O cientista do clima Alexandre Costa, integrante do grupo de trabalho de Meio Ambiente da equipe de transição e professor da Universidade Estadual do Ceará (Uece), afirma que os ambientalistas veem a presença de Marina e as promessas de Lula com otimismo. Especialmente porque o Brasil tem uma chance “perfeitamente factível” de cortar emissões de gases de efeito estufa e de aplicar o Código Florestal.
O desmatamento da Amazônia é a primeira preocupação do novo governo. “Houve aumento de 60% do desmatamento na Amazônia durante o governo Bolsonaro, a maior alta percentual que já ocorreu em um mandato presidencial, desde o início das medições por satélite, em 1988”, destaca o relatório de transição.
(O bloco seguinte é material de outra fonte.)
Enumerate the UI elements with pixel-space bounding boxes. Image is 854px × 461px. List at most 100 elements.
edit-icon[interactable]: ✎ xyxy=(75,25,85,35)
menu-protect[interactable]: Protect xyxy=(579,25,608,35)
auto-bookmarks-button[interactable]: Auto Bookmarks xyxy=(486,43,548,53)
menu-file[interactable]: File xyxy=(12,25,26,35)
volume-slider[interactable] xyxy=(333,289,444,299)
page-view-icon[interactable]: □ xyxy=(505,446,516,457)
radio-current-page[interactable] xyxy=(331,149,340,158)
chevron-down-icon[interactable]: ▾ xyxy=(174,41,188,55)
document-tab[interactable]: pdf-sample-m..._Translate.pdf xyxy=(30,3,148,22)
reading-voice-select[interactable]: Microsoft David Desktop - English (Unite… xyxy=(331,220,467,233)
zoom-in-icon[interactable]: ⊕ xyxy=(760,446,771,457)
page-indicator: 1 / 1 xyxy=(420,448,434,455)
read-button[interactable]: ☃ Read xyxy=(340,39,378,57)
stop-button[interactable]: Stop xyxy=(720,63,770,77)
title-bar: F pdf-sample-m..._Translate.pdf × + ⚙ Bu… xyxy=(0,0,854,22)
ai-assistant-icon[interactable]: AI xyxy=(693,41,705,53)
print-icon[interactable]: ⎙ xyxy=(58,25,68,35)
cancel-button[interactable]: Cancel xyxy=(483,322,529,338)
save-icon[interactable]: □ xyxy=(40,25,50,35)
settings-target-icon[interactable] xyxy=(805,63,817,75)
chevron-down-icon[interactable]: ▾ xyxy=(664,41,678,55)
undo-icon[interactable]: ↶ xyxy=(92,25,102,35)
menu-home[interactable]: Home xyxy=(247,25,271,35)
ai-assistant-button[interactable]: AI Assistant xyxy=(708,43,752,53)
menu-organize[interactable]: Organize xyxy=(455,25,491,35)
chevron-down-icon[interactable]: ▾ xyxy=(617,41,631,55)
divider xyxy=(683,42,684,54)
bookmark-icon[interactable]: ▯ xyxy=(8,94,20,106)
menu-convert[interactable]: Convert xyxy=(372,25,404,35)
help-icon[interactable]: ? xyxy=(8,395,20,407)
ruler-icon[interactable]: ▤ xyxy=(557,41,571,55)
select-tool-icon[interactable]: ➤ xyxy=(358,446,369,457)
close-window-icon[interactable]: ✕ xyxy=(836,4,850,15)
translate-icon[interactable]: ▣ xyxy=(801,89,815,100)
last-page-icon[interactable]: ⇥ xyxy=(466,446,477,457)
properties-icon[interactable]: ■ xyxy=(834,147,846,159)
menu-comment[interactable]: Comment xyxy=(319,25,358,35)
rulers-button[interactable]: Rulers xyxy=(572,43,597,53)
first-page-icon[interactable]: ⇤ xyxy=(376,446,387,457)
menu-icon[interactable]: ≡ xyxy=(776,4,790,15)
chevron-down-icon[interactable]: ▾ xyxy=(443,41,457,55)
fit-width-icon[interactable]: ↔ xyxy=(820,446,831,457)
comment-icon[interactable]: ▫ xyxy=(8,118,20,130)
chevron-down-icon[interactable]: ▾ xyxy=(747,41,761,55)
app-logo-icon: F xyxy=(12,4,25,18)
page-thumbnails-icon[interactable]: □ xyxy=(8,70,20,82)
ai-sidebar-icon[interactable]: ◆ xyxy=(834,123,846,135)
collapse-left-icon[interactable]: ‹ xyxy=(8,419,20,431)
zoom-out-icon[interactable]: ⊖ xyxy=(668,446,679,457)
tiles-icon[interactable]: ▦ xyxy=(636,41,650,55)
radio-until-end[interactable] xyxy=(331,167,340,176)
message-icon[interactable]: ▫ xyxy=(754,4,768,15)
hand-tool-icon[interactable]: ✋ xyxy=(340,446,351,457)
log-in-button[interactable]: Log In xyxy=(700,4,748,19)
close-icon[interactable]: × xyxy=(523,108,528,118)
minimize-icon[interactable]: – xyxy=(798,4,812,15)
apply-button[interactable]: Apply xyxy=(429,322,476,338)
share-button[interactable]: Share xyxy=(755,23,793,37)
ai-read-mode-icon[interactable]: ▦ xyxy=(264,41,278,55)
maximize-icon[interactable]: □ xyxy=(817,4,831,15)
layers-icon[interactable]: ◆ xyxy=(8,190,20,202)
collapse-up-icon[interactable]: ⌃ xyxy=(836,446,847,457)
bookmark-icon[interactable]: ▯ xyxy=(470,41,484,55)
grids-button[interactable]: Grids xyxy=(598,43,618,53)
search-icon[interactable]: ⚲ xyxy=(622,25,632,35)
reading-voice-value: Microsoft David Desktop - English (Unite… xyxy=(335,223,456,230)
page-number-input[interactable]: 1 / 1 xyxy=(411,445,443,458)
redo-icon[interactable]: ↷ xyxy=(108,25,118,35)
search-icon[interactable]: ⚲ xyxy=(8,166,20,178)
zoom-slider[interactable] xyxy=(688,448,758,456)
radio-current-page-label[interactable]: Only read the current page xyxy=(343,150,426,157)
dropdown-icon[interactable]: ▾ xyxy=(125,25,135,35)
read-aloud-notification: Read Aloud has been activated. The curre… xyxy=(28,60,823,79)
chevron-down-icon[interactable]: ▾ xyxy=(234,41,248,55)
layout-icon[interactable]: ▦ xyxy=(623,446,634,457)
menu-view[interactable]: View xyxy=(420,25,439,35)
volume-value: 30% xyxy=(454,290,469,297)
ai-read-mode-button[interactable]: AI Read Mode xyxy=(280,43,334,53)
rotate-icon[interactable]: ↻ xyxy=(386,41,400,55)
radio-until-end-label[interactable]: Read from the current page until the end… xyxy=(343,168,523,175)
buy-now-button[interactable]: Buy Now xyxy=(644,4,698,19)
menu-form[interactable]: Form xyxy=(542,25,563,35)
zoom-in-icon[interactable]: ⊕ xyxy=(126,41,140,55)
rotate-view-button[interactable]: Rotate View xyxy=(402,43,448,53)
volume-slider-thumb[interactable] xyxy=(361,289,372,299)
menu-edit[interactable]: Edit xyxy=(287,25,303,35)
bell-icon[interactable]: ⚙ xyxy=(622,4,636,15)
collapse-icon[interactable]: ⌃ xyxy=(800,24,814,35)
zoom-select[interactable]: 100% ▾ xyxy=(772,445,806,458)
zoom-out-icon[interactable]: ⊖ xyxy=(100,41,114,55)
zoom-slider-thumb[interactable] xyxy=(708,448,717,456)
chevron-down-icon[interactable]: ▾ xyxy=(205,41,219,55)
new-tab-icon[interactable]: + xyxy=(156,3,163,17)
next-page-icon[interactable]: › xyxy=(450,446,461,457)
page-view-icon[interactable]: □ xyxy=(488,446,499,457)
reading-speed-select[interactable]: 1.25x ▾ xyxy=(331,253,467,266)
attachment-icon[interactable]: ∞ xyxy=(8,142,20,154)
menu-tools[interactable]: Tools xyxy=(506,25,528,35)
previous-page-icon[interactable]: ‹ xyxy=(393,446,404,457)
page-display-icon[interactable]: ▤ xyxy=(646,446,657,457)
O Brasil é um dos maiores emissores de gases de efeito estufa (GEE) do mundo, cerca de 2,4 bilhões de toneladas de CO2 equivalente, com metade da taxa impulsionada pelas mudanças do uso da terra. Ao zerar a destruição dos biomas, afirma Alexandre, o País seria capaz de cortar cerca de 50% as emissões e alcançar os objetivos da Agenda 2030 da Organização das Nações Unidas (ONU). Até a próxima década, afirma o professor, fala-se em 70% a 80% de redução.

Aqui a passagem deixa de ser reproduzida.